Malum, komplocu ve çarpık ‘tarih’ anlayışlarına dönemin geçer
akçesi olan ‘derin’ sıfatını takarak iktidar nimetlerinden
faydalanan bir takım matbuat memuru, 90’lı yıllardaki o “Karases”e
benzer provokatif çıkışlara yeltendi geçenlerde… Toplumun, zaten
yıllardır çelik yay gibi gerilmiş sinirlerini zıplatacak, semboller
üzerinden yürüyecek yine zahiri bir kavganın etrafında esas
sorunları gölgeleyecek bir pus… Ve tıpkı 90’larda neoliberal
İslamcılaşmayı yöneten ama sonunda bayrağı ‘esas sahiplerine’
bırakan Evren, Özal, Çiller vs. gibi bugünkü iktidar sahiplerinin
de bir ‘güvence’ gibi görünmesini sağlayacak şekilde yapılan
‘kovuşturmalar’, demeçler…
Oysa Türkiye, Genelkurmay Başkanı’nın Akit yazarlarına geçmiş
olsun ziyaretine gittiği bir ‘normal’e sahiptir artık. Bazı yarım
akıllıların, toplumun önemli bir bölümü için değer ifade eden
sembollere belden aşağı hakaretler savurmasına gösterilen tepkiler
sağlıklıdır belki; ama Sivas’ta yakılanların hesabı sorulamamış,
Turan Dursun, Muammer Aksoy, Bahriye Üçok, Uğur Mumcu gibi
aydınlara yönelen cinayetler aydınlatılamamış, Kürt halkına yaşlı
demeden çocuk demeden sokaklarda baltayla saldıranlar, domuz
bağlarıyla işkence edenler tüm bağlantılarıyla açığa
çıkarılamamışken, ‘sembolik’ ve yetersizdir.

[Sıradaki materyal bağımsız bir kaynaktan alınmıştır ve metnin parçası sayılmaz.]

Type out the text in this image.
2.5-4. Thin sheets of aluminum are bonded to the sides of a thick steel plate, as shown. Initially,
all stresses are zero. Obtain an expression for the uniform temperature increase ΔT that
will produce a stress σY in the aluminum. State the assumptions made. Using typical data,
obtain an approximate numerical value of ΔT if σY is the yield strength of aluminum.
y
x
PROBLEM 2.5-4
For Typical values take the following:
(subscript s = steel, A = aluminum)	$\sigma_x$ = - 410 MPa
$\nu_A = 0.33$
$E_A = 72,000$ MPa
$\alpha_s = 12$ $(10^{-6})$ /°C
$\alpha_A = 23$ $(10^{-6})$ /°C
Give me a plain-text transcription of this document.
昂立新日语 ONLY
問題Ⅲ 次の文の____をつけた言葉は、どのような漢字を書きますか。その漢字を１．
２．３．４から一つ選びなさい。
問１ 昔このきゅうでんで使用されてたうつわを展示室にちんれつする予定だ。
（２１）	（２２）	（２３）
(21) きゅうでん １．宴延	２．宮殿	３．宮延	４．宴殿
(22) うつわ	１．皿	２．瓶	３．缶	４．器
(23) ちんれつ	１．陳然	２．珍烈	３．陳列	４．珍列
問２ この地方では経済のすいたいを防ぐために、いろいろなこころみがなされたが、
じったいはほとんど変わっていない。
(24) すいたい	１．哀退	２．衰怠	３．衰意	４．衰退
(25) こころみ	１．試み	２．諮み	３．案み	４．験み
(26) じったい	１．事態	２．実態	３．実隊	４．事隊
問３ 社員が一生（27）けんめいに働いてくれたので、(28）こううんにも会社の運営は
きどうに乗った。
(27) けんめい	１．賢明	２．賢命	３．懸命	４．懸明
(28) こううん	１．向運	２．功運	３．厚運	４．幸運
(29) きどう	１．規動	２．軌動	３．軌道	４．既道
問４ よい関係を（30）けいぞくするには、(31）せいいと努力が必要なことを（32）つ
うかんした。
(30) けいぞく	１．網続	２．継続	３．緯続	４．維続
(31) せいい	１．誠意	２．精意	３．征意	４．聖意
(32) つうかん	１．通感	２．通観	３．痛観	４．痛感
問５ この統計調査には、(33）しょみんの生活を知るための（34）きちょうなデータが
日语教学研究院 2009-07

Türkiye’de İslamcılaşma ve siyasal gericilik, (geçmişte olduğu
gibi bugün de) laik sembollere karşı girişilmiş gösteriş
savaşlarıyla tanımlanabilecek bir sorun değildir. ‘Fetiş’ nesneleri
üzerinden yürüyen bir didişme, bizzat kışkırtılan ve fayda sağlanan
bir zemin yaratmaktadır. Toplumun gerçek ve en alt hücrelerine
kadar hissedilen sorunları yerine göstergeler dünyasına saplanıp
kalmanın bedelini, bugünkü memleket tablosundan daha iyi
gösterebilecek bir kıssa yoktur herhalde.